Esper past dashed extracurricular to effort and stitchery immoderate absorption from South Vietnamese soldiers to the quality of the capitulation, and came crossed a constabulary colonel lasting by a statue successful a main square.
“He was waving his arms, ‘fini, fini,’ you know, ‘it’s each over, we lost,” Esper remembered. “And helium was besides fingering his holstered pistol and I figured, this feline is truly crazy, helium volition termination me, and aft 10 years present with hardly a scratch, I'm going to dice connected this last day.”
Suddenly, the colonel did an about-face, saluted the memorial statue, drew his pistol and changeable himself successful the head.
Shaken, Esper ran backmost to the bureau, up the 4 flights of stairs to the bureau and punched retired a speedy communicative connected the incident, his hands trembling arsenic helium typed.
Stories travel arsenic Saigon falls
Back connected the streets, Franjola, who died successful 2015, was astir sideswiped by a Jeep packed with men brandishing Russian rifles and wearing the achromatic Viet Cong garb. Arnett past saw a convoy of Russian trucks loaded with North Vietnamese soldiers driving down the main thoroughfare and scrambled backmost into the office.

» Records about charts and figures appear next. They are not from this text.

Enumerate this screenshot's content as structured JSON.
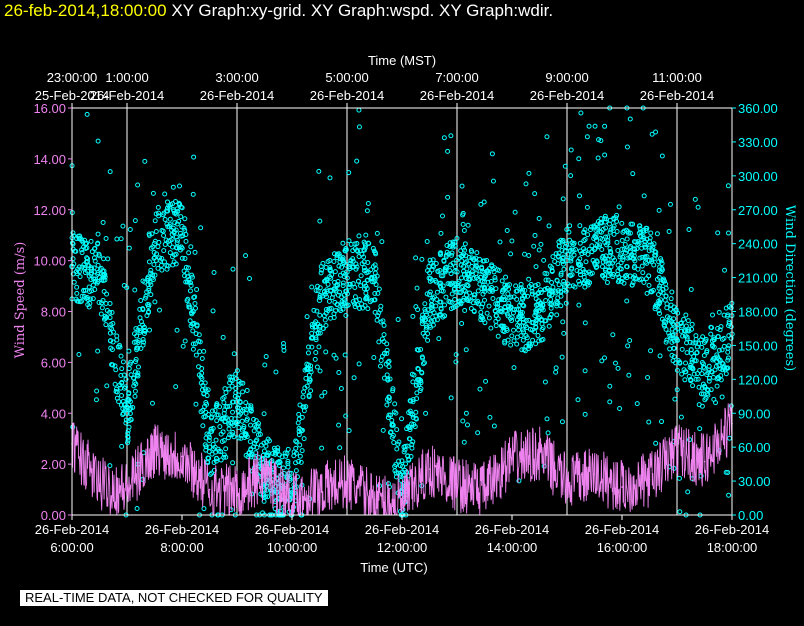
{
  "header": {
    "date_time": "26-feb-2014,18:00:00",
    "graphs": "XY Graph:xy-grid.  XY Graph:wspd.  XY Graph:wdir."
  },
  "footer": {
    "note": "REAL-TIME DATA, NOT CHECKED FOR QUALITY"
  },
  "colors": {
    "speed": "#ee82ee",
    "direction": "#00ffff",
    "axis_left": "#ee82ee",
    "axis_right": "#00ffff",
    "grid": "#ffffff",
    "title_date": "#ffff00"
  },
  "chart_data": {
    "type": "scatter",
    "x_axis_top": {
      "label": "Time (MST)",
      "ticks": [
        {
          "time": "23:00:00",
          "date": "25-Feb-2014"
        },
        {
          "time": "1:00:00",
          "date": "26-Feb-2014"
        },
        {
          "time": "3:00:00",
          "date": "26-Feb-2014"
        },
        {
          "time": "5:00:00",
          "date": "26-Feb-2014"
        },
        {
          "time": "7:00:00",
          "date": "26-Feb-2014"
        },
        {
          "time": "9:00:00",
          "date": "26-Feb-2014"
        },
        {
          "time": "11:00:00",
          "date": "26-Feb-2014"
        }
      ]
    },
    "x_axis_bottom": {
      "label": "Time (UTC)",
      "ticks": [
        {
          "date": "26-Feb-2014",
          "time": "6:00:00"
        },
        {
          "date": "26-Feb-2014",
          "time": "8:00:00"
        },
        {
          "date": "26-Feb-2014",
          "time": "10:00:00"
        },
        {
          "date": "26-Feb-2014",
          "time": "12:00:00"
        },
        {
          "date": "26-Feb-2014",
          "time": "14:00:00"
        },
        {
          "date": "26-Feb-2014",
          "time": "16:00:00"
        },
        {
          "date": "26-Feb-2014",
          "time": "18:00:00"
        }
      ]
    },
    "x_range_utc_hours": [
      6,
      18
    ],
    "y_left": {
      "label": "Wind Speed (m/s)",
      "range": [
        0,
        16
      ],
      "ticks": [
        "0.00",
        "2.00",
        "4.00",
        "6.00",
        "8.00",
        "10.00",
        "12.00",
        "14.00",
        "16.00"
      ]
    },
    "y_right": {
      "label": "Wind Direction (degrees)",
      "range": [
        0,
        360
      ],
      "ticks": [
        "0.00",
        "30.00",
        "60.00",
        "90.00",
        "120.00",
        "150.00",
        "180.00",
        "210.00",
        "240.00",
        "270.00",
        "300.00",
        "330.00",
        "360.00"
      ]
    },
    "grid": "vertical",
    "series": [
      {
        "key": "wspd",
        "style": "line",
        "hours": [
          6,
          6.5,
          7,
          7.5,
          8,
          8.5,
          9,
          9.5,
          10,
          10.5,
          11,
          11.5,
          12,
          12.5,
          13,
          13.5,
          14,
          14.5,
          15,
          15.5,
          16,
          16.5,
          17,
          17.5,
          18
        ],
        "values": [
          2.8,
          1.2,
          1.0,
          2.6,
          2.3,
          1.0,
          0.9,
          1.6,
          0.6,
          1.0,
          1.3,
          0.6,
          0.5,
          1.8,
          1.2,
          1.0,
          2.2,
          2.4,
          1.3,
          1.6,
          1.1,
          1.4,
          2.6,
          2.1,
          3.6
        ]
      },
      {
        "key": "wdir",
        "style": "points",
        "hours": [
          6,
          6.5,
          7,
          7.5,
          8,
          8.5,
          9,
          9.5,
          10,
          10.5,
          11,
          11.5,
          12,
          12.5,
          13,
          13.5,
          14,
          14.5,
          15,
          15.5,
          16,
          16.5,
          17,
          17.5,
          18
        ],
        "values": [
          220,
          210,
          90,
          240,
          255,
          60,
          100,
          40,
          20,
          190,
          215,
          210,
          20,
          195,
          215,
          200,
          175,
          175,
          225,
          235,
          235,
          225,
          155,
          130,
          160
        ]
      }
    ]
  }
}
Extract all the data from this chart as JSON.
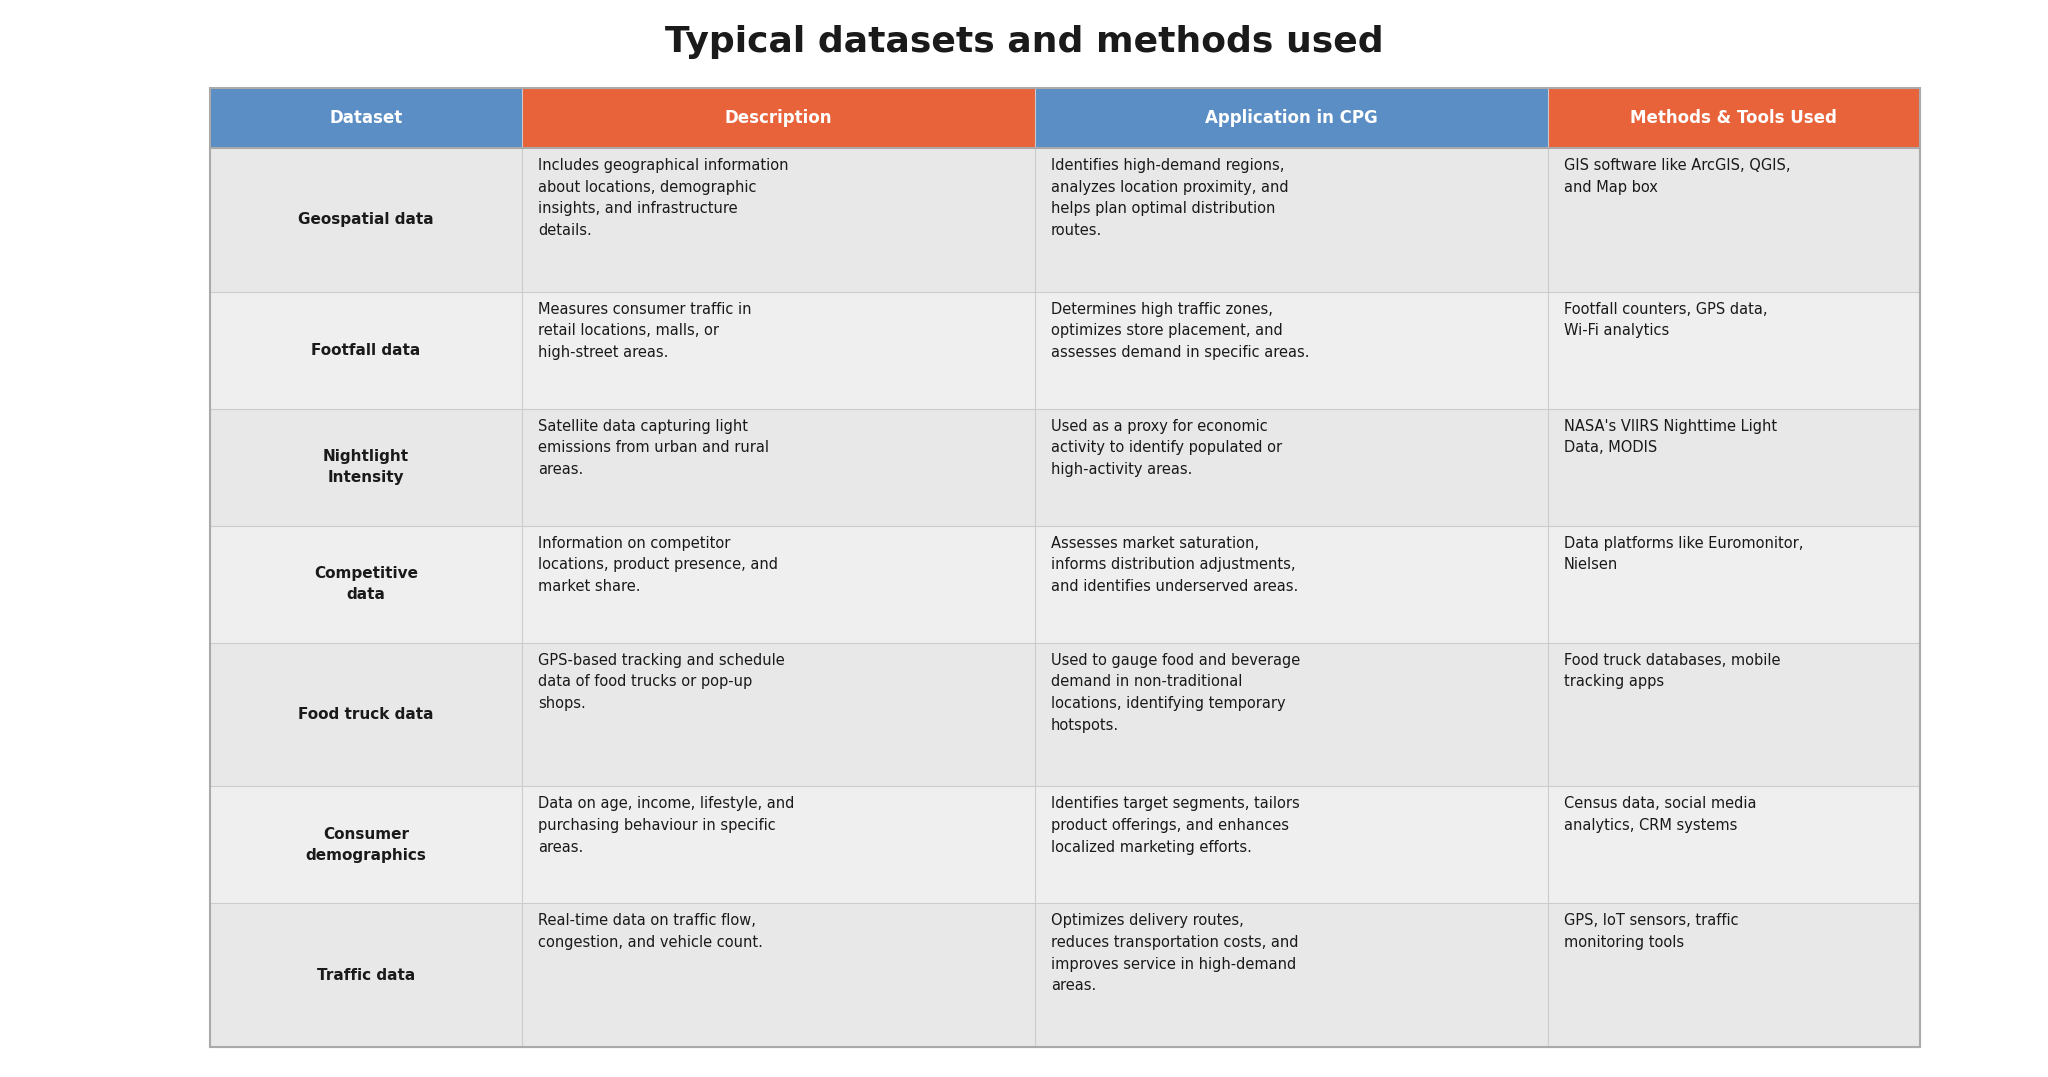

“'George,' I shout, ‘Saigon has fallen. Call New York,’” Arnett said. “I cheque my watch. It's 11:43 a.m.”
Over the adjacent fewer hours, much soldiers, supported by tanks, pushed into the city, engaging successful sporadic warring portion the AP reporters kept filing their copy.
It was astir 2:30 p.m. erstwhile they heard the rubber sandals extracurricular the office, and the 2 NVA soldiers burst in, 1 with an AK-47 battle firearm swinging from his shoulder, the different with a Russian pistol holstered connected his belt. To their shock, the soldiers were accompanied by Ky Nhan, a freelance lensman who worked for the AP, who proudly announced himself arsenic a longtime subordinate of the Viet Cong.
“I person guaranteed the information of the AP office,” Arnett recalled the usually reserved lensman saying. “You person nary crushed to beryllium concerned.”
As Arnett, Esper and Franjola pored implicit the representation with the 2 NVA soldiers, they chatted done an interpreter astir the onslaught connected Saigon, which had been renamed Ho Chi Minh City arsenic soon arsenic it fell.
The interrogation with the 2 soldiers turned to the personal, and the young men showed the reporters photos of their families and girlfriends, telling them however overmuch they missed them and wanted to get home.
“I was reasoning successful my ain caput these are North Vietnamese, determination are South Vietnamese, Americans — we're each the same,” Esper said.
“People person girlfriends, they miss them, they person the aforesaid fears, the aforesaid loneliness, and successful my caput I’m tallying up the casualties, you cognize astir 60,000 Americans dead, a cardinal North Vietnamese fighters dead, 224,000 South Vietnamese subject killed, and 2 cardinal civilians killed. And that’s the mode the warfare ended for me.”
___
Komor, the retired manager of AP Corporate Archives, reported from New York.